Your Edge Case Discovery: Ask AI:
"What if fetch is fast (0.5s) but process is slow (3s)? Process becomes the bottleneck. How many concurrent process workers should I have? What if I can't increase workers due to memory limits? How do I measure which stage is the bottleneck?"
Expected Outcome: You discover bottleneck analysis—profiling each stage, identifying slowest link, optimizing for throughput (not latency). You teach AI how production systems think about optimization.
Building an Optimized Data Pipeline
Capstone Activity: Build an optimized end-to-end data pipeline.
Specification:
- 3-stage pipeline: Fetch, Process, Store
- Fetch 12 items from API simulation (asyncio.sleep 0.5-1.5s each)
- Process each with CPU work (simulated with time.sleep, 1-2s each)
- Store results (asyncio.sleep 0.1-0.3s each)
- Stages connected with asyncio.Queue (implement backpressure)
- Measure: throughput (items/second), latency (item start to finish), bottleneck identification
- Return:
{item: (fetch_ms, process_ms, store_ms, e2e_ms)}, plus throughput metrics - Type hints throughout
Deliverable: Save to /tmp/data_pipeline.py
Testing Your Work:
python /tmp/data_pipeline.py
# Expected output:
# Processed 12 items in ~12 seconds (pipelined, not ~24s sequential)
# Throughput: ~1 item/second
# Bottleneck: Process stage (slowest at 1-2s per item)
# Fetch queue depth: varies (shows backpressure)
# Pipeline efficiency: ~75% (good sign of effective overlap)
Validation Checklist:
- Code runs without deadlocks or race conditions
- Stages run concurrently (not sequentially)
- Queues implement backpressure (don't grow unbounded)
- Total time < sequential time by at least 20%
- Bottleneck identified correctly (slowest stage)
- Type hints complete
- Production-ready: proper cleanup, error handling, queue drains
Time Estimate: 35-42 minutes (5 min discover, 8 min teach/learn, 10 min edge cases, 12-19 min build artifact)
Key Takeaway: You've mastered production system design.

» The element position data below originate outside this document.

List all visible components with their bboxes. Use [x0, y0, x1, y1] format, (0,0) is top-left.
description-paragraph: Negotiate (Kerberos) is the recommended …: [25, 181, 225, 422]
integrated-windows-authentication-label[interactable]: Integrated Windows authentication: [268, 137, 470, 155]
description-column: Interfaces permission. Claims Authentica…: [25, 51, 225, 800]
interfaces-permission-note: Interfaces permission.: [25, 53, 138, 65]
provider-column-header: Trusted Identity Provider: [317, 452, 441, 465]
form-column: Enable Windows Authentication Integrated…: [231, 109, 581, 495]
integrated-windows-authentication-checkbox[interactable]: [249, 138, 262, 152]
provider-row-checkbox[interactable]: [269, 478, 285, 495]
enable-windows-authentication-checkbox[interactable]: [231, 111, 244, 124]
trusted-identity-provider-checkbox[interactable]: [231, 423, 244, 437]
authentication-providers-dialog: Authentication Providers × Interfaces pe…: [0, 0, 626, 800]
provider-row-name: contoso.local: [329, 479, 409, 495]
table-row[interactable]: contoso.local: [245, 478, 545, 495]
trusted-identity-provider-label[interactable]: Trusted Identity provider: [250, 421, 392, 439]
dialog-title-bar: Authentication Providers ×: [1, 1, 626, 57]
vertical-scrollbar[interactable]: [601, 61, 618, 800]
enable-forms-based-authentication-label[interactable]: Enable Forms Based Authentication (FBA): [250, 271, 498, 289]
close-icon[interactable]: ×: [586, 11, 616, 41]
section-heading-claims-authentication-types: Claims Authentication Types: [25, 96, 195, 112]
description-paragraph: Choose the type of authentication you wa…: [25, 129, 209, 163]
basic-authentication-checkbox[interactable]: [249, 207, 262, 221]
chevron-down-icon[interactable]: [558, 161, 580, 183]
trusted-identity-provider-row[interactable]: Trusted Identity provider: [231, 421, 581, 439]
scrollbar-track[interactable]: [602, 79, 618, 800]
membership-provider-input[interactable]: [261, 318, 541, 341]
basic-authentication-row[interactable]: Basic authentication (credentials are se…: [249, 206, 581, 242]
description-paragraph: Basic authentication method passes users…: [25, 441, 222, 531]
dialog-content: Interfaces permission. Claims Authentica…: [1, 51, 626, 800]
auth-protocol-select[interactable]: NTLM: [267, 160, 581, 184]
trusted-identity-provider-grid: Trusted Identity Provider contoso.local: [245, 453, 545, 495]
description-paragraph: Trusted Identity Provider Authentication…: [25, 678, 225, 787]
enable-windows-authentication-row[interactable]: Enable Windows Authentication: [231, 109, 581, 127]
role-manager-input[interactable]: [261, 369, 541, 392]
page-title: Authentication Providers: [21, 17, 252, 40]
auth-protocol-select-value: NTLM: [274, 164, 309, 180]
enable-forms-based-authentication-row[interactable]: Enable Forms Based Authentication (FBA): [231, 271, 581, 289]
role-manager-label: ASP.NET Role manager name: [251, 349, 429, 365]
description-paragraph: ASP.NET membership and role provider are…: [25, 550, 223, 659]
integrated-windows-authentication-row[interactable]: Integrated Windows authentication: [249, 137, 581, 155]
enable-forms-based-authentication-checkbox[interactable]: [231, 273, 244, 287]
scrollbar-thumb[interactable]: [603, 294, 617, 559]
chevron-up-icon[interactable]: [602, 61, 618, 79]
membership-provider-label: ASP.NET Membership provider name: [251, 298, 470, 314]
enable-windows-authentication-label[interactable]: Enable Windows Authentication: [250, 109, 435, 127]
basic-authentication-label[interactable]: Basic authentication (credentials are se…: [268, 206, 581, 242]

Pipelining, queues, backpressure, and bottleneck analysis are the foundation of real-world AI data systems.
Try With AI
How does a 3-stage pipeline (Fetch → Process → Store) achieve higher throughput than sequential execution?
🔍 Explore Pipeline Architecture:
"Explain pipelining with a 3-stage example: stage 1 takes 1s, stage 2 takes 2s, stage 3 takes 1s. For 10 items, show sequential time (40s) vs pipelined time (~22s). What enables the speedup?"
🎯 Practice Queue-Based Coordination:
"Implement asyncio.Queue connecting Fetch (producer) and Process (consumer) stages. Show how maxsize=5 implements backpressure. What happens when Process is slower than Fetch?"
🧪 Test Bottleneck Identification:
"Create a pipeline where Fetch=0.5s, Process=2s, Store=0.3s per item. Measure stage utilization and queue depths. Which stage is the bottleneck? How would you optimize throughput?"
🚀 Apply to Data Ingestion:
"Design a production data pipeline: fetch from 5 APIs (asyncio), transform each item (CPU, ProcessPoolExecutor), store to database (asyncio). Include backpressure, error handling, and throughput measurement."